I've found more than my fair share of hack jobs inside of metal boxes as well. What exactly is your point???


----------



## MTW (Aug 28, 2013)

Rollie73 said:


> I've found more than my fair share of hack jobs inside of metal boxes as well. What exactly is your point???


There is no point other than it's an idiotic way to determine if there is hack work or not. I've seen professional electricians use every kind of box made who do hack work. And most of the hack work I see is in metal boxes, anyway.


----------



## Big John (May 23, 2010)

MTW said:


> There is no point other than it's an idiotic way to determine if there is hack work or not. I've seen professional electricians use every kind of box made who do hack work. And most of the hack work I see is in metal boxes, anyway.


 Blasphemer.


----------



## Rollie73 (Sep 19, 2010)

MTW said:


> There is no point other than it's an idiotic way to determine if there is hack work or not. I've seen professional electricians use every kind of box made who do hack work. And most of the hack work I see is in metal boxes, anyway.
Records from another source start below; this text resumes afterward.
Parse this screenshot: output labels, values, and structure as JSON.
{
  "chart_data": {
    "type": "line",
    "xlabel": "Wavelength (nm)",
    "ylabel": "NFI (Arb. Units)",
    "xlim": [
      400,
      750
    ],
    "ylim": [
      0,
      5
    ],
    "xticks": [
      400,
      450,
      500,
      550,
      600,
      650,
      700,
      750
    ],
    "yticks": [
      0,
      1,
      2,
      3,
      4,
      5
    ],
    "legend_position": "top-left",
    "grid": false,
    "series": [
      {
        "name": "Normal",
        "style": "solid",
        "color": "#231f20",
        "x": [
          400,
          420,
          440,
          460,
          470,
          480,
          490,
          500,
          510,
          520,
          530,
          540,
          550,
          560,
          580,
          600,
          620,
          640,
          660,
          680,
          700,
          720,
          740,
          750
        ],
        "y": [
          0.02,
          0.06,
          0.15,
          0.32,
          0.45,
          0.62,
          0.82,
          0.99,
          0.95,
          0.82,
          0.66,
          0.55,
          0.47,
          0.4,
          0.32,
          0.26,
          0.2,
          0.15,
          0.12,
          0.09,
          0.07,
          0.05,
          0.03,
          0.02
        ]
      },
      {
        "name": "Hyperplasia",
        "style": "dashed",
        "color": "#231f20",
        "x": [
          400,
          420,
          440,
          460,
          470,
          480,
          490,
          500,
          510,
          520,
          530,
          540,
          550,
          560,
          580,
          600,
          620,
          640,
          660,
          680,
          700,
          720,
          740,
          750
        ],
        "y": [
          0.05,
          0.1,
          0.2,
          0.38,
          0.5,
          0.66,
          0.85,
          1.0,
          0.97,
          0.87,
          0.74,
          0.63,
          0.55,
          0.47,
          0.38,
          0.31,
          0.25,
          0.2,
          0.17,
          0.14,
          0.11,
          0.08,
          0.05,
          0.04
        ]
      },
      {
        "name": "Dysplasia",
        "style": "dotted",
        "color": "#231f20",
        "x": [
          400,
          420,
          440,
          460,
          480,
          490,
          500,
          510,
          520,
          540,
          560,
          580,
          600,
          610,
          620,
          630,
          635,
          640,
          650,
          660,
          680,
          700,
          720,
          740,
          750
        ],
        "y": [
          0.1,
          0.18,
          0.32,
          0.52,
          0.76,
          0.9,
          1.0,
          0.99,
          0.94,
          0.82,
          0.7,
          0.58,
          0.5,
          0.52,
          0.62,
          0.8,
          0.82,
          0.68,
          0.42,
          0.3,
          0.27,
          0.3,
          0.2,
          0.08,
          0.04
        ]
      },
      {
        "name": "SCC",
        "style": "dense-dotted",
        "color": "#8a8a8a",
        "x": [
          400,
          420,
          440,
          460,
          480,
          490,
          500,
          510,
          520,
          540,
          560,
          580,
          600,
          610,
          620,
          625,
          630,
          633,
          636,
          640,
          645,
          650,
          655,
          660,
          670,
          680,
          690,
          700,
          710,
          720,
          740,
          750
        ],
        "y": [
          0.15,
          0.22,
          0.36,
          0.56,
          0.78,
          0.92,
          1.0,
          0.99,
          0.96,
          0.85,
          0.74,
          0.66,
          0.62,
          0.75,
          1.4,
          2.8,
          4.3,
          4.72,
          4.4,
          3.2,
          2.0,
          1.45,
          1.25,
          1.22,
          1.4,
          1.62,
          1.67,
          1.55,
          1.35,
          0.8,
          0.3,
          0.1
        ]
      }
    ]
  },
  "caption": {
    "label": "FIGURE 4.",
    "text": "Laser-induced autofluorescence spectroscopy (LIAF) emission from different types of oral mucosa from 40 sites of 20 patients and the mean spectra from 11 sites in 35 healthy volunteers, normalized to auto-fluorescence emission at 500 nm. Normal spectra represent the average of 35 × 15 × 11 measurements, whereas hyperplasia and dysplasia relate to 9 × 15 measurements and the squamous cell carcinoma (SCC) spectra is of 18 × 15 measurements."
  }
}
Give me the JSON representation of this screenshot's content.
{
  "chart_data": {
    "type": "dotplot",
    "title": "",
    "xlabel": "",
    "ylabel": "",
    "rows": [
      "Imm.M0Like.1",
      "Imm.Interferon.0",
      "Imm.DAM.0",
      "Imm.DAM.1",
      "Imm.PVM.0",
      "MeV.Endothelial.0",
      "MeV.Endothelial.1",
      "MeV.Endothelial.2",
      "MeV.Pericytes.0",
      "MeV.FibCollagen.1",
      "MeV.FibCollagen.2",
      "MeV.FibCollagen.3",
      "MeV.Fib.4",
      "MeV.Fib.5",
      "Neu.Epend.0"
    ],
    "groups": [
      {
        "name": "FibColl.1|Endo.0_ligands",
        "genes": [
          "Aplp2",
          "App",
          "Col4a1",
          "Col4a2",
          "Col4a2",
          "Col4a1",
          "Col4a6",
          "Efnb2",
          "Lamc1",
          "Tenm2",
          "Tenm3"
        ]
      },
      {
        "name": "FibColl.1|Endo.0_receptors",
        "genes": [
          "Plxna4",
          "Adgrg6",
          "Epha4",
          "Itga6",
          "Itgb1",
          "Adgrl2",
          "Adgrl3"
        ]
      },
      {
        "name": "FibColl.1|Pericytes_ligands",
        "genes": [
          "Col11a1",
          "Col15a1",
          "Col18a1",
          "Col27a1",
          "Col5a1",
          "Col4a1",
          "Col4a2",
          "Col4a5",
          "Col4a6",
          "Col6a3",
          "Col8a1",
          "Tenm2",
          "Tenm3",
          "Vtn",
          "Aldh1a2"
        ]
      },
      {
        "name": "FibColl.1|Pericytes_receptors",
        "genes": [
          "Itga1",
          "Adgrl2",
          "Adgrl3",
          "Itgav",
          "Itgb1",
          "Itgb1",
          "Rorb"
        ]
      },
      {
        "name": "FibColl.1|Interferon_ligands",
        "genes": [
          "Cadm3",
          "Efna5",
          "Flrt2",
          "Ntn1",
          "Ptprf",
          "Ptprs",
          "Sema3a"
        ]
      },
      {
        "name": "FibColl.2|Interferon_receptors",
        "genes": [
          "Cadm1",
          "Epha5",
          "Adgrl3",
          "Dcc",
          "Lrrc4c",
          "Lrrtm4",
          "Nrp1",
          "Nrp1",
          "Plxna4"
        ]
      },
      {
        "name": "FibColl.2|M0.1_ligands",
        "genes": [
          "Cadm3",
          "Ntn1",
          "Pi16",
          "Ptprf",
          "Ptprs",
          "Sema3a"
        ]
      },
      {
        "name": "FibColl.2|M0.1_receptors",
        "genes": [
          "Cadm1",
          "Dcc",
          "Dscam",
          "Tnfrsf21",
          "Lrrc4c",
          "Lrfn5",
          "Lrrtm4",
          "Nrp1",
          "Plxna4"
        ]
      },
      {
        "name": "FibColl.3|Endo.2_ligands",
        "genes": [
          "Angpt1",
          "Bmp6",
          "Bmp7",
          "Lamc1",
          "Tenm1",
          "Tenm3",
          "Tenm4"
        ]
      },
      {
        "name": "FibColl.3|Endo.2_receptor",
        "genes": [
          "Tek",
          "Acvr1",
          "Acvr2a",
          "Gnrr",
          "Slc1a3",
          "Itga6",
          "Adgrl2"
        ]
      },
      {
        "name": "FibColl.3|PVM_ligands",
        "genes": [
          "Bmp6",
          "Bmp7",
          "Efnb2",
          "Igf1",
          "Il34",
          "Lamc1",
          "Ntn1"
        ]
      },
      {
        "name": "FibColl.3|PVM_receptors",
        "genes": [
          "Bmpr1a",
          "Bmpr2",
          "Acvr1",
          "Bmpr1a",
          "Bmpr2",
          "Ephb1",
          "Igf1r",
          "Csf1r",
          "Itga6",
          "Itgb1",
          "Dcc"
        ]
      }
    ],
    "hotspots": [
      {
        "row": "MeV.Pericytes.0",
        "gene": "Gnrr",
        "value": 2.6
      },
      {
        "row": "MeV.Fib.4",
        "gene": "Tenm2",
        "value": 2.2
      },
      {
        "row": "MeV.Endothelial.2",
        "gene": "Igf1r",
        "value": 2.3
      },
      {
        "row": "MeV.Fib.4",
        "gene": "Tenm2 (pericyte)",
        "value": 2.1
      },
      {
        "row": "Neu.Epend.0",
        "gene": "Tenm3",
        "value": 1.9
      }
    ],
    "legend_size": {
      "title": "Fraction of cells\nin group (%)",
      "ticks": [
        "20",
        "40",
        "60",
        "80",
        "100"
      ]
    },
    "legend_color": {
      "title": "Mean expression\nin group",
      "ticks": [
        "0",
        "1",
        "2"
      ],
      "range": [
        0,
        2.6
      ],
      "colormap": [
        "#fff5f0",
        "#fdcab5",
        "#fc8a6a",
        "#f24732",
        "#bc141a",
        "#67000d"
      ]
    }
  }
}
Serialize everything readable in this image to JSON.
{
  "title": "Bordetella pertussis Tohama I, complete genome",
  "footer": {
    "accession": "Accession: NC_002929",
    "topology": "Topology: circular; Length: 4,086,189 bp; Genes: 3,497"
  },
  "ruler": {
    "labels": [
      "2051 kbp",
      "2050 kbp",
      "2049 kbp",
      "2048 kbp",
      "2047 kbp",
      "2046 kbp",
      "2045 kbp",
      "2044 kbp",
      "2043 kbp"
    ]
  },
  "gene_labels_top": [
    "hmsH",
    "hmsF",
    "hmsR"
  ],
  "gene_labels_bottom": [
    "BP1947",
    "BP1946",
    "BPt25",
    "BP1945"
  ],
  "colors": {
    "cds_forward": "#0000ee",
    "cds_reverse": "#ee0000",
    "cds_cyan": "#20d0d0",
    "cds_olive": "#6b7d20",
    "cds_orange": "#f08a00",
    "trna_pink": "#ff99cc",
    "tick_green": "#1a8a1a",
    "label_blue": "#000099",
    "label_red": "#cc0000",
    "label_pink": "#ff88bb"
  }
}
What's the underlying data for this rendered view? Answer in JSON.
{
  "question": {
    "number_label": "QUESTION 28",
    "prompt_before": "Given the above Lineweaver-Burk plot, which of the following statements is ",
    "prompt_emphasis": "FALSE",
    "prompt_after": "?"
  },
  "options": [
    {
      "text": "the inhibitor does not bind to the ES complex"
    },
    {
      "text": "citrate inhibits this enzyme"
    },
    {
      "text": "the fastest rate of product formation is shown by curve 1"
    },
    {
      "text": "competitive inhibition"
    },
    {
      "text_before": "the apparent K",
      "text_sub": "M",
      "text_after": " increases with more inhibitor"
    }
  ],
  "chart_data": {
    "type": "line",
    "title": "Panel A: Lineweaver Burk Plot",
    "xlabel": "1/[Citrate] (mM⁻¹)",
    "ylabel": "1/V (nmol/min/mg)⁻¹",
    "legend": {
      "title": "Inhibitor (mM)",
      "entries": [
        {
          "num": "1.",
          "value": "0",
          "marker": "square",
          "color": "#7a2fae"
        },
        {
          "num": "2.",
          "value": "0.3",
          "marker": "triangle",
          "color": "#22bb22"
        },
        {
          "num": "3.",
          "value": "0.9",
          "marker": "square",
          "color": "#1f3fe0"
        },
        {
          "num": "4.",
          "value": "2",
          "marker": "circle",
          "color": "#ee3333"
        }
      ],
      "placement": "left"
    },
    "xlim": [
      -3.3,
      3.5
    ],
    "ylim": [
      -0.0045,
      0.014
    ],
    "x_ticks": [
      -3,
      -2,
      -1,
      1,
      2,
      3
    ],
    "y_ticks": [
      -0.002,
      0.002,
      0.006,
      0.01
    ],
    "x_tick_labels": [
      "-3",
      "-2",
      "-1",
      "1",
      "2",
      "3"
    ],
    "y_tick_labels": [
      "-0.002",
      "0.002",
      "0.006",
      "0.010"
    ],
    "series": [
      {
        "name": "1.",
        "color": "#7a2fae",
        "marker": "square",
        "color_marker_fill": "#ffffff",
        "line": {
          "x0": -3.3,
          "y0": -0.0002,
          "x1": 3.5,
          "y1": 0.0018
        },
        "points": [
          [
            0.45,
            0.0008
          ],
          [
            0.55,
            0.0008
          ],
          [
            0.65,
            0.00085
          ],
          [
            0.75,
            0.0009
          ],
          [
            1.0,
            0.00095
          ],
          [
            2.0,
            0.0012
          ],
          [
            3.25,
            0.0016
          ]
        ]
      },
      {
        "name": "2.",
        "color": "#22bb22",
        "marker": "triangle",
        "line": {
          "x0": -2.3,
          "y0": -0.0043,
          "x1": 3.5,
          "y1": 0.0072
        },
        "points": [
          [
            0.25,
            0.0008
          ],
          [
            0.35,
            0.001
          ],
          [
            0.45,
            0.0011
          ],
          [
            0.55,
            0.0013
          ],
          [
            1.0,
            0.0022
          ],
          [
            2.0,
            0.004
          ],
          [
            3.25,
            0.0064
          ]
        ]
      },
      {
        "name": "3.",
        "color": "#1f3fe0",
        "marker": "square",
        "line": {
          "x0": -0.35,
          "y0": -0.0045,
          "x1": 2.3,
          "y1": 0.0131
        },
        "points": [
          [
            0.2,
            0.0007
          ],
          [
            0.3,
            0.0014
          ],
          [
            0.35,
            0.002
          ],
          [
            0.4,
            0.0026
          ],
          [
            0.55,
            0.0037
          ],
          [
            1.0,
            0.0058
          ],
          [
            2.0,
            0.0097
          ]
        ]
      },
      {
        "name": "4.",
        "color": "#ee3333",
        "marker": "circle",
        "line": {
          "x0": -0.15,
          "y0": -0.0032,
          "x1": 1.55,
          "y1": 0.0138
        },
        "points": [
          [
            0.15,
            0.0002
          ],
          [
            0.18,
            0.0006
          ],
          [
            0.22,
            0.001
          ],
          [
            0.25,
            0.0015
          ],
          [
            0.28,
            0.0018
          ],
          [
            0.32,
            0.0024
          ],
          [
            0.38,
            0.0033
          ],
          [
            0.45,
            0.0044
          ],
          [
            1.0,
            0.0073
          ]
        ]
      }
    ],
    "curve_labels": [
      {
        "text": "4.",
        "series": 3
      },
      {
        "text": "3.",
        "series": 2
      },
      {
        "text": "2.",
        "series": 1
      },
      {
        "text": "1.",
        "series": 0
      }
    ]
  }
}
Preaching to the choir......its pretty much what I was driving at.:thumbsup:


----------



## Switched (Dec 23, 2012)

Most of the hackwork I've seen didn't even involve the poor box. Just leave the box out of it!:thumbup:


----------



## Jlarson (Jun 28, 2009)

Truly excellent hack work has no box. Just screw the device to something.


----------



## RGH (Sep 12, 2011)

....or the usual fav of HM.....romex under clamp in box.....:whistling2::laughing:


----------